Moacyr Castro

Crônicas, reportagens e entrevistas.

2002

O primeiro peg-pag

Luís Carlos Rossi, o Lemão, jura que foi a primeira tentativa de supermercado na cidade, muito antes daquele que a Santa Casa abriu na Barão de Jaguara, perto da Galeria Trabulsi. Como eu não tenho idade para me lembrar dessas coisas… posso, pelo menos, garantir que aconteceu na esquina da Marechal Deodoro com Regente Feijó a primeira experiência com o sistema peg-pag em Campinas. Nem eu nem ele nos lembramos do nome do dono. “Só sei que era de um turco”.
(Marechal Deodoro com Regente Feijó: será que algum dia o homem que proclamou a República sonhou que viveria para sempre “cruzado” com o regente do Império? Só em Campinas…).
Foi um alvoroço no bairro. Bairro com a freguesia acostumada a comprar de “cardeneta”, sem juro, pagando no fim do mês as contas das despesas — marcadas a lápis. Comprava-se de tudo pela “cardeneta”: arroz, feijão, carne, batata, bolacha, pão, café, leite, doce, bala, bombom, drops. Tudo. Confiança absoluta entre comerciante e freguês. E eram muitos os armazéns estabelecidos por ali: Chico “Oreiudo”, com Amadeu e Maracá; seo Felipe e dona Josefina; Kana Higa e dona Teresa; João Belleti e dona Noêmia; Empório Guarany, do seo Martins… Nos armazéns do Mercadão, era a mesma coisa.
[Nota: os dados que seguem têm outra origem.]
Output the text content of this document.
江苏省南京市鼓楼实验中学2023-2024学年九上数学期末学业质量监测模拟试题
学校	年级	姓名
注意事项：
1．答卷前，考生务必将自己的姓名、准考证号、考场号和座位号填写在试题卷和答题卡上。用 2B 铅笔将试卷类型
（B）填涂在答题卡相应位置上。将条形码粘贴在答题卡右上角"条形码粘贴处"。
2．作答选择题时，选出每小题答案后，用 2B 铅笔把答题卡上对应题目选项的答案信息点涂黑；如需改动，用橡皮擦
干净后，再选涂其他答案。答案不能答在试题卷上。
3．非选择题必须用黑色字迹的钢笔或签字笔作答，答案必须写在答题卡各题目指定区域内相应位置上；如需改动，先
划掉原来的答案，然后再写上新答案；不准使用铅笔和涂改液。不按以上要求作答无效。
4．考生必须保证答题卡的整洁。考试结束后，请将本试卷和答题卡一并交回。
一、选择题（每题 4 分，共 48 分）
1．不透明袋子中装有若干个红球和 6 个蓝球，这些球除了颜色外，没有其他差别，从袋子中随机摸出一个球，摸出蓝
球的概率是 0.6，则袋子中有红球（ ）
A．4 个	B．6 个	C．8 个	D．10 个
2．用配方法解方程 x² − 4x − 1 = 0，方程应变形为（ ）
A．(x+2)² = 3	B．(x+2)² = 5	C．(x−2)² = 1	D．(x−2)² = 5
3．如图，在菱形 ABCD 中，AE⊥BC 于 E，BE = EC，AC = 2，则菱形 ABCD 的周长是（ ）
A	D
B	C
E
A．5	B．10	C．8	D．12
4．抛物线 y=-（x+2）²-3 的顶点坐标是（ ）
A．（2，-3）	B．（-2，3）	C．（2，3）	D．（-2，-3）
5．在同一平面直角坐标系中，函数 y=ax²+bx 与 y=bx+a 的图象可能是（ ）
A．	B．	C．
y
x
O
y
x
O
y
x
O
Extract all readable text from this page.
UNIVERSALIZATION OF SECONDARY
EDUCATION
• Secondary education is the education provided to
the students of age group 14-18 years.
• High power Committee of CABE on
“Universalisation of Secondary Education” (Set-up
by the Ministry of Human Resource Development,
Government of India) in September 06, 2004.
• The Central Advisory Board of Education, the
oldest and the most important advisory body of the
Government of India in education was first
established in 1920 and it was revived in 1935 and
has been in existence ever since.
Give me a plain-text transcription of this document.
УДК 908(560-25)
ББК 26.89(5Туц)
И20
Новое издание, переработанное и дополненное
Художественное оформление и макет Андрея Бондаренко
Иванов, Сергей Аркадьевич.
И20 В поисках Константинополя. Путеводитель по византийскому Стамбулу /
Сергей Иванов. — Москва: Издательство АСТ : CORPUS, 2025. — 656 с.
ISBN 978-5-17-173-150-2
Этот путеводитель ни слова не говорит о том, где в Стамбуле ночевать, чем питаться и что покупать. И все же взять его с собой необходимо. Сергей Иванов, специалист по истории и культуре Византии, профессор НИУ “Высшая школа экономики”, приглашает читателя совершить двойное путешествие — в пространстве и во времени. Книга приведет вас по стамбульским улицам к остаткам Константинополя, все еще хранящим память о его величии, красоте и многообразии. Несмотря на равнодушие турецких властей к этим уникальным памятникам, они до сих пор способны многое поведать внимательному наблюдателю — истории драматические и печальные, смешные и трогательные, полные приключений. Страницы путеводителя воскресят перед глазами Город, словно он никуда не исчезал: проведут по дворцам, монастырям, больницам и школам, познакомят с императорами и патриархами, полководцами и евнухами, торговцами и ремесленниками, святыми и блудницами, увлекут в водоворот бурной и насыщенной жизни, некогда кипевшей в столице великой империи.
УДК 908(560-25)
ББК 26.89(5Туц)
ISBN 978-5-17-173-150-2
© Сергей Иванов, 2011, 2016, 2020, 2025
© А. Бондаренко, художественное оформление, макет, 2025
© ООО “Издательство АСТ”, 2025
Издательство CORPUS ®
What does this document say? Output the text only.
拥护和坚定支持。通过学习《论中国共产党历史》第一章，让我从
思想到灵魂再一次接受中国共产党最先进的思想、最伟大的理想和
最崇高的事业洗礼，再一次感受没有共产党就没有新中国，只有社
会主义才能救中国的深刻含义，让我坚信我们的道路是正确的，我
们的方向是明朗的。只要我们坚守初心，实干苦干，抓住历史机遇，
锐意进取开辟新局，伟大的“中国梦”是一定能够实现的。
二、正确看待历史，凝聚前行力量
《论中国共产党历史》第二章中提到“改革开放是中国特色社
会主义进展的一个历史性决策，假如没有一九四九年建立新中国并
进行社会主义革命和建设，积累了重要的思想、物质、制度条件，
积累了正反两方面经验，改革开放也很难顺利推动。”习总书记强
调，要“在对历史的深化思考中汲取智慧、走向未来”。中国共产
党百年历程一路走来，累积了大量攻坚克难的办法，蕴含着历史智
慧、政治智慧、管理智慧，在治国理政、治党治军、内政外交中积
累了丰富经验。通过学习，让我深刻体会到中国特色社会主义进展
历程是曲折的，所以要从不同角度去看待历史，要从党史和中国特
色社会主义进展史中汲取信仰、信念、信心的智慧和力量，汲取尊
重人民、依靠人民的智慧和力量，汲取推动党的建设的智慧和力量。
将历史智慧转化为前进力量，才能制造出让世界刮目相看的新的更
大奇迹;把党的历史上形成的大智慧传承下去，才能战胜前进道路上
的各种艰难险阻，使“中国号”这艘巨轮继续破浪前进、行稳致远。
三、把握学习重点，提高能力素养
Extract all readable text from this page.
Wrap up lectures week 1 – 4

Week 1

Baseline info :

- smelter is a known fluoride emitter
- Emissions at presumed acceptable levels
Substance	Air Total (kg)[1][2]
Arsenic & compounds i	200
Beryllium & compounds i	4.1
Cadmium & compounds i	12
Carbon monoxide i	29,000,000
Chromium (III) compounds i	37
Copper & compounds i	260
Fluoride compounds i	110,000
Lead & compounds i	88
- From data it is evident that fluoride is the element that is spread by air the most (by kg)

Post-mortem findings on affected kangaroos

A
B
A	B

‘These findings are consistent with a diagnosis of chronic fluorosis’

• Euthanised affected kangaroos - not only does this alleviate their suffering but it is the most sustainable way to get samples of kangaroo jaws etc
Até no centro da cidade, como o armazém do Sebastião Maria, na esquina da General Osório com a José Paulino.
(Um dia, um caminhão carregado com sabão em pó fabricado na Swift – novidade naqueles tempos de Sol Levante, Campeiro e Minerva em pedaço – perdeu o breque, na descida da Zé Paulino, descarrilou o bonde “3”, quebrou os vidros do Sebastião Maria e só foi parar contra o muro da Vila Bela, um cortiço no fim da rua. Gente que nunca tinha visto sabão em pó pensou que aquilo servisse para fazer sopa. A mãe de um amigo até tentou, coitada, mas desistiu diante de tanta espuma…).
Querendo conhecer a nova concorrência, mas ressabiado como ele só, seo Chico “Oreiudo” preferiu mandar o Marcacá fazer compra no “tar de peg-pag, pois sim!”. (Nossa, como seo Chico era desconfiado! Uma vez, mandou o Amadeu perguntar pro médico como deveria tratar da hemorróida. Ele é que não ia mostrar ‘aquele lugar’ pro doutor. Amadeu voltou com uma pomada. Durante muito tempo, seo Chico nada de melhorar. Também, só conseguia passar a pomada no espelho…)
Seo Chico fez um lista grande de compras. Maracá, que já saía com a sacola de lona enrolada debaixo do braço, decidiu levar, mesmo, uma carriola de pedreiro, para “trazer tanta coisa”. Demorou quatro horas para comprar e trazer tudo equilibrado na carriola emprestada de Toninho Simurra, vizinho que morava nos fundos do armazém, técnico de futebol, palmeirense doente, pedreiro e pintor (de parede) nas horas vagas.
Por causa da demora, seo Chico mandou o Lemão ver o que estava acontecendo no “tar de peg-pag”. Maracá rondava as prateleiras, pegava um pacote de Maisena, passava no caixa e punha na carriola estacionada na porta; voltava, pegava um quilo de café São Joaquim e punha na carriola; voltava de novo, pagava o pacote de macarrão Selmi e punha na carriola… A freguesia ria, mas não falava nada. E o turco foi se irritando. “A senhórr bode combrá tuda de uma vez e só debois bagarr!”. E assim nasceu a idéia dos carrinhos dentro de supermercados.
Pregado no poste: A tchurma dos direitos humanos não vai protestar contra o assassinato do soldado da PM Aparecido Ferreira da Silva?